In a report titled “Momentum For Insurers In Emerging EMEA Is Set To Continue In 2026", S&P Credit Analyst Tatiana Grineva said, "In our view, economic growth prospects and earnings potential for insurers in Saudi Arabia, the UAE, South Africa, Turkiye, and Kazakhstan will remain solid. This will support increased insurance demand and penetration rates, which are still relatively low in most markets."
However, creditworthiness is tempered by elevated geopolitical risk and potential financial risk resulting from spillovers from trade tariffs, which S&P continues to consider as key downside risks in emerging markets.
Despite varying regulations and market maturity, insurers in Saudi Arabia and the UAE will face ongoing high competition, while insurers in South Africa, Turkiye, and Kazakhstan will likely face pressures from heightened sovereign risk, inflation, foreign exchange risk, and interest rate-related risks. This could weigh on profitability and capital buffers.
In 2026, the focus will shift from headline capital ratios to the underlying quality of capitalisation.

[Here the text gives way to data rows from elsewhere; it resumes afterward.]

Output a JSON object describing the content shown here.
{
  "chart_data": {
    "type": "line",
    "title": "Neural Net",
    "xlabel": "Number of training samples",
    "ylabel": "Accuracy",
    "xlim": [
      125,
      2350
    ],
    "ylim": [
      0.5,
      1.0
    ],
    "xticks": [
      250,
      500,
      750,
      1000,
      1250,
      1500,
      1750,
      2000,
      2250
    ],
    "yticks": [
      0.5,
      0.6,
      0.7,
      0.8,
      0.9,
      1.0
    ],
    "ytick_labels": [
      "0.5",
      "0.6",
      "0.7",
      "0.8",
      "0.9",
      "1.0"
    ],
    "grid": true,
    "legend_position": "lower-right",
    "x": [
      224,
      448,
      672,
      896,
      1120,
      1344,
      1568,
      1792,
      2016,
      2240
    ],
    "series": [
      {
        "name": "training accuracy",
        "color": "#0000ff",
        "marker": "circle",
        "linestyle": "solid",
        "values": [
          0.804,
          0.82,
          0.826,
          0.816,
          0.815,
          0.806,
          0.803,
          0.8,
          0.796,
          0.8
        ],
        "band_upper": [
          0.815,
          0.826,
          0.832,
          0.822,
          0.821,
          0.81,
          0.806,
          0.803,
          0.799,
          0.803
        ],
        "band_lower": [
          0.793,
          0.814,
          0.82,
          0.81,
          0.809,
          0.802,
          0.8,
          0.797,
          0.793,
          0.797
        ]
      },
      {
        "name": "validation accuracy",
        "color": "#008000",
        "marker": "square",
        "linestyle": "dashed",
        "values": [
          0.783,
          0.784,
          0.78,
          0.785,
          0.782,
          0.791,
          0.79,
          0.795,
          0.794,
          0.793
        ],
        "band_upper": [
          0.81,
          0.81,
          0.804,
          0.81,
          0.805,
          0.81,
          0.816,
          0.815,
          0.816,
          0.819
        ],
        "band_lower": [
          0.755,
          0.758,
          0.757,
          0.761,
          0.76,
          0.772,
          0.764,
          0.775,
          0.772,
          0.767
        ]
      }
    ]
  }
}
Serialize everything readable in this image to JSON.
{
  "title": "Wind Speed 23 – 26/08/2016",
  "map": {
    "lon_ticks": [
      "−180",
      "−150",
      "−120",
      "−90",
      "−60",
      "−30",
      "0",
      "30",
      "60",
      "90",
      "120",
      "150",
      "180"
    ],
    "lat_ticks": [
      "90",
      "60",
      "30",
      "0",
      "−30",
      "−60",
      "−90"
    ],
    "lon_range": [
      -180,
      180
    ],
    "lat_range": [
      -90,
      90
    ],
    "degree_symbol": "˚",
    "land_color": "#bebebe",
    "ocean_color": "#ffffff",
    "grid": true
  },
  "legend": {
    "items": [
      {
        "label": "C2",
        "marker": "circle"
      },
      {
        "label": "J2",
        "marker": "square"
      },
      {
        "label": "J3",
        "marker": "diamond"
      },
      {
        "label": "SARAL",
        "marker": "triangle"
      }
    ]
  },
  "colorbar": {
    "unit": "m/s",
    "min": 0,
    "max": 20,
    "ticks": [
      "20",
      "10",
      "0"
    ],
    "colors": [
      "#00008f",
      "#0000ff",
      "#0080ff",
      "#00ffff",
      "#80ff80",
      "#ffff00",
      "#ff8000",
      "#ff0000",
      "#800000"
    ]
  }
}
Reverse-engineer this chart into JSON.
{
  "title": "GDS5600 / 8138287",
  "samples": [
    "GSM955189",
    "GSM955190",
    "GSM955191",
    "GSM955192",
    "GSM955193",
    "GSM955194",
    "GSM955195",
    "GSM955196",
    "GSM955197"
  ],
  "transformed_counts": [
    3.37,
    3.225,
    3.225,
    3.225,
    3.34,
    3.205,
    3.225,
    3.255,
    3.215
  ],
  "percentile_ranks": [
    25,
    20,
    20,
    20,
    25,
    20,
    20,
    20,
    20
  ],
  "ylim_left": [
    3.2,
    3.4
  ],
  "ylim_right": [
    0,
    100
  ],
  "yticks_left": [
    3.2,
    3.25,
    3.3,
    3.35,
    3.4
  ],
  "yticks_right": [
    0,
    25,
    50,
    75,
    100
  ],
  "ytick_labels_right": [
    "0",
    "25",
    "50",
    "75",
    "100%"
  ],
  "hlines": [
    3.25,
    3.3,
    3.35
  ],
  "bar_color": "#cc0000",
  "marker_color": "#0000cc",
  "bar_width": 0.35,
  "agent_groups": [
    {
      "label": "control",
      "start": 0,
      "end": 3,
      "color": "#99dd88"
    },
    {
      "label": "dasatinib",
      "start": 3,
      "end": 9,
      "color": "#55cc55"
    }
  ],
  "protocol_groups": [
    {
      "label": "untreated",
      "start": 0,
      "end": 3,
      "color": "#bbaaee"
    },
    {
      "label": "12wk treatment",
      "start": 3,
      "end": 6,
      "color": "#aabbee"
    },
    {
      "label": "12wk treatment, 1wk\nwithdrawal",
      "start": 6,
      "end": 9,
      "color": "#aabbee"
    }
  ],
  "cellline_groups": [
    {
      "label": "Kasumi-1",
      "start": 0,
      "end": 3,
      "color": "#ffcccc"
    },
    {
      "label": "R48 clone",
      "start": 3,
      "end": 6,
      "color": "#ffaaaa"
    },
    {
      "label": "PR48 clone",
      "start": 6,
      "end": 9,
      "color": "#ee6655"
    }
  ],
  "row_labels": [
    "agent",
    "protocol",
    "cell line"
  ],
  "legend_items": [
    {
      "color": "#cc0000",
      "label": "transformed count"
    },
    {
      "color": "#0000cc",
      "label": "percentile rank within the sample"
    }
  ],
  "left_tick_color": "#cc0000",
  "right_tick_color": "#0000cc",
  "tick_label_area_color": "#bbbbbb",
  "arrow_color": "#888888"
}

Regulators across Saudi Arabia, the UAE, South Africa, Turkiye, and Kazakhstan are increasingly adopting risk-based solvency frameworks that are more aligned with international standards, though progress varies by market.
This transition will favour insurers with strong governance frameworks, diverse funding sources, and solid actuarial capabilities, as regulatory scrutiny increasingly emphasises transparency and financial resilience.